Overview
- BIE-class: Unrecognized exposition
- Name: Chilean International Exhibition
- Building(s): Chilean National Museum of Natural History
- Organized by: National Agricultural Society

Participant(s)
- Countries: 20

Location
- Country: Chile
- City: Santiago
- Venue: Quinta Normal Park
- Coordinates: 33°26′32″S 70°40′55″W﻿ / ﻿33.44217°S 70.68184°W

Timeline
- Opening: 16 September 1875
- Closure: 16 January 1876

= Chilean International Exhibition =

1875–1876 world's fair in Santiago, Chile

The Chilean International Exhibition was a world's fair held in Quinta Normal Park, Santiago, between 16 September 1875 and 16 January 1876 to show Chilean people recent technological and scientific advances.

==Organisation==
The event was organised by the National Agricultural Society, opened by the president Federico Errázuriz Zañartu, and originally scheduled to run until 31 December 1875, but it was extended to 16 January 1876.

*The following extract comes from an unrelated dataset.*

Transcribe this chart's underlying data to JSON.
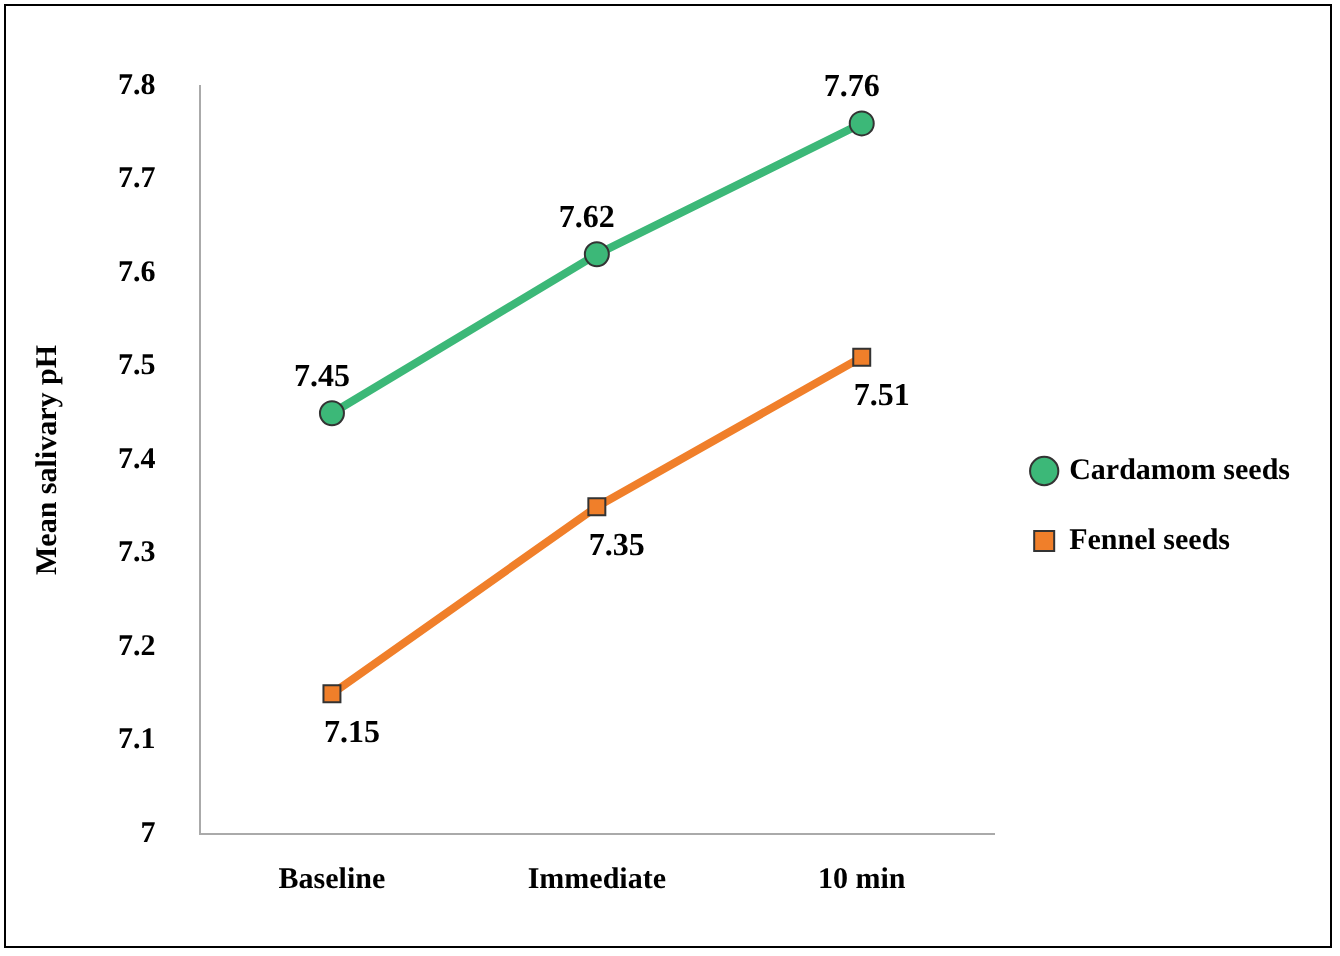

==Location and buildings==
The fair took place on what is now the Quinta Normal Park with a central permanent palace, which is now the Chilean National Museum of Natural History). There were two long buildings, which formed the machinery gallery and the Rose Innes pavilion, housing threshing machines, a restaurant and a pavilion each for Belgium and France.

==Participants==
Foreign countries who participated were
Argentina,
Belgium,
Bolivia,
Brazil,
Colombia,
Ecuador,
El Salvador,
France,
Germany,
Great Britain,
Guatemala,
Italy,
Mexico,
Nicaragua,
Peru,
Switzerland,
The United States,
Uruguay
and
Venezuela.

==Exhibitors==
Exhibitors included the Chilean painter Onofre Jarpa who won a medal.